TSLAC, takes the electronic records received as part of an agency transfer and verifies that they have archival value. After that assessment, we make sure that the records are arranged in a logical fashion and create metadata about that arrangement, as well as metadata about the contents of the records as a collection and the agency itself. This is called a finding aid and provides context for the public to help orient them on what they are looking for.

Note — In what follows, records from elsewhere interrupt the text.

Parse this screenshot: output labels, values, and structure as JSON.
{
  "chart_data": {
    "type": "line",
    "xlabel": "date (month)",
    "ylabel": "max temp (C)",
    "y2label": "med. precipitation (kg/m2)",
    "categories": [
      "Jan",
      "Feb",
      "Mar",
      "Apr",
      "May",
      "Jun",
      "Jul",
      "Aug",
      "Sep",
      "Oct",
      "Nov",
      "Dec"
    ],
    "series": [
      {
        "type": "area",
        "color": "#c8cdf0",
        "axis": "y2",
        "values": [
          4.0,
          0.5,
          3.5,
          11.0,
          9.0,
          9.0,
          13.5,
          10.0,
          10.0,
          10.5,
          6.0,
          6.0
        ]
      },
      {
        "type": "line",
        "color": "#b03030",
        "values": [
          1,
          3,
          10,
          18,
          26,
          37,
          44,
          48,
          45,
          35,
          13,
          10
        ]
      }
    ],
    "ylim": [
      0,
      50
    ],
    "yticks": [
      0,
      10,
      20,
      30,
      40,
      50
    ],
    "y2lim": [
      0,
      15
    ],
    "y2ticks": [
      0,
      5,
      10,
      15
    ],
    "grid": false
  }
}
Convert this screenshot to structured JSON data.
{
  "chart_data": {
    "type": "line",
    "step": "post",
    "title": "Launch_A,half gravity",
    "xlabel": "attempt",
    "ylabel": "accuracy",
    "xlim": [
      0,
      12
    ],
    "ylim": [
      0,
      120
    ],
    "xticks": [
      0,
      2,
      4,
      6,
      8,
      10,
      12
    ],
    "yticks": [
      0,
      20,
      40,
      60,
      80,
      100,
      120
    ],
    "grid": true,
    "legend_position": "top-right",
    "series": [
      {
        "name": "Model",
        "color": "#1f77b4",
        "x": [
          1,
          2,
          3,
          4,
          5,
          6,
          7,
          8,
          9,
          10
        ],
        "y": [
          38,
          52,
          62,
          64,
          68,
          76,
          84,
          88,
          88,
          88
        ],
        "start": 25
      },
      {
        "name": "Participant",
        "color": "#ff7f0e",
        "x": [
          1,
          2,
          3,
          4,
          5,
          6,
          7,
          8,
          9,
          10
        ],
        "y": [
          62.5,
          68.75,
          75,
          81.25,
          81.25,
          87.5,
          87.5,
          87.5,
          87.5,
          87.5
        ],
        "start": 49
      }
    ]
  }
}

I then take electronic records that have been arranged and do pre-ingest migrations to accessible formats if the preservation system cannot handle that type of format (for example, databases). I break the finding aid into pieces that correspond to the folders and individual records being ingested and pair them to ensure a researcher always knows at the very least what collection the file comes from. I also take any metadata provided by an agency and try to leverage that into enhanced metadata for end-user research. I also perform large-scale data manipulation of electronic records in the TDA to rectify any problems and enhance access, such as a current project to assign dates of creation to every item in the TDA to enhance searchability. This type of work lends itself to programming and data science. I also perform various types of research into how best to handle different types of records/formats, such as Artificial Intelligence/Machine Learning and the question of whether social media is an archival record for Texas. I also manage the TDA public access portal, which provides access to the electronic records that should be public, and contains webpages with parts of the finding aids described above.
4. What type of preservation work do you do with regards to electronic records?
Preservation work depends on the needs of the format type in question. For standard formats handled by the preservation system I will check on ingested files to ensure everything migrated to the correct file format properly. For file formats not handled or not handled well by the preservation system, if available, I will track down software capable of performing an appropriate migration, manually make that migration to a long-term stable format and ingest both versions of the record as a unit. For compound items, such as DVD video or GIS, I may make an access copy of the item which combines all of components into a single unit. DVD video to web streamable mp4 files is a great example of that work.
5. Where can we find more information with regards to electronic records preservation?
More information about digital preservation at TSLAC can be found at the Texas State Library and Archives Commission Digital Preservation Framework. This information does not include academic sources. Digital preservation tends to be a learned skill combining multiple fields of knowledge. Although TSLAC cannot endorse any particular vendor, a great academic resource is the InterPares Project. Community Owned digital Preservation Tool Registry (COPTR) is another resource for getting a handle on digital preservation. Finally, the Council of State Archivists has a section on handling electronic records which can be a good place to look.
It is important to note that the purpose of electronic records preservation can vary by circumstances. What works for some office or organization may not be viable for another. For records management questions, I would recommend reaching out to your SLRM liaison for information. For many common situations they may have an answer to your concern. If they do not have an answer to your question, they may refer you to TDA staff who can give guidance based on the situation you describe.